Sarko et Sego : le jeu des bulles mimétiques
La polémique lancée par François Bayrou sur la surmédiatisation des deux candidats Sarko etSégo suscite de nombreux commentaires (cf. l’article de Carlo Revelli dans AgoraVox). La plupart du temps, on évoque les médias, dirigés et contrôlés par des puissances plus ou moins désignées, imposant leur volonté dans le monde politique en choisissant ceux sur qui il faut mettre l’éclairage, laissant les autres dans l’ombre. Cette description est certainement vraie mais elle est incomplète ; elle confère une intention délibérée dans la sur-médiatisation à laquelle nous assistons. Et si tout cela n’était pas si délibéré que cela ? Et si tout cela relevait d’un processus indépendant de toute volonté machiavélique ? Et si tout cela n’était que l’expression d’une fièvre mimétique chronique de nos sociétés médiatiques ? Une fièvre mimétique qui se développerait hors de toute intention, autogénérée par la machine médiatique elle-même ? Et si cette fièvre, focalisée aujourd’hui sur Sarko et Sego, se concentrait demain sur un autre ? Et pourquoi pas sur Bayrou lui-même ?
Rappelons que la fièvre mimétique, caractéristique de nos sociétés de grande confusion, atteint aussi bien les producteurs que les récepteurs d’information et se caractérise par une reproduction généralisée des informations, qui provoque un effet boule de neige et fonctionne comme une sorte d’auto-intoxication. Plus les médias parlent d’un sujet, plus ils se persuadent, collectivement, que ce sujet est indispensable, central, capital, et qu’il faut le couvrir encore davantage, en lui consacrant plus de temps, plus de moyens, plus de journalistes. Le public devient lui-même une grande caisse de résonance, répétant les informations reçues, en redemandant encore et les retransmettant aussi. Le processus mimétique fait émerger une objectivité, une extériorité, par la clôture sur soi d’un système d’acteurs qui s’imitent. Plus le nombre d’acteurs augmente, plus le processus acquiert de la vigueur. De ce fait, les informations les plus absurdes ou les personnalités les plus vides peuvent mobiliser une foule immense sur un objet parfaitement inattendu ; chacun trouve la preuve de la valeur de son choix dans le regard ou dans l’action de tous les autres.
La dynamique mimétique semble guidée par une fin qui lui préexiste ; elle est vécue comme telle de l’intérieur du système qui cherche toujours un deus ex machina.

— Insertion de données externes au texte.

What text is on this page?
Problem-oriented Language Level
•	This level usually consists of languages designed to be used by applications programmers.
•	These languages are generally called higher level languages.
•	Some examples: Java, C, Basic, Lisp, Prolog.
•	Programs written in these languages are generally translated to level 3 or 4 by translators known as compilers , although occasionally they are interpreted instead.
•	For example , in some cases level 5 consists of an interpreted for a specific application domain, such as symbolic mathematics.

En réalité, c’est elle qui fait émerger sa propre fin ; elle acquiert une valeur d’évidence au fur et à mesure que se resserre l’étau de l’opinion collective. C’est ainsi que se créent des opinions ou des informations, générées par le processus d’imitation massive et réciproque opéré par les acteurs faisant partie du système. Cette dynamique mimétique est complètement close sur elle-même. Les attracteurs qu’elle engendre (les opinions ou les informations) n’ont aucun rapport d’adéquation avec une quelconque réalité extérieure. Ils traduisent simplement une correspondance entre des croyances a priori et des résultats a posteriori. Les attracteurs mimétiques sont des représentations auto réalisatrices.
Le phénomène mimétique a ainsi le pouvoir de générer des mondes absolument déconnectés du réel : à la fois ordonnés, stables, et totalement illusoires. Il a le pouvoir de générer des êtres d’images, qui seront peut-être demain président(e)s de la République.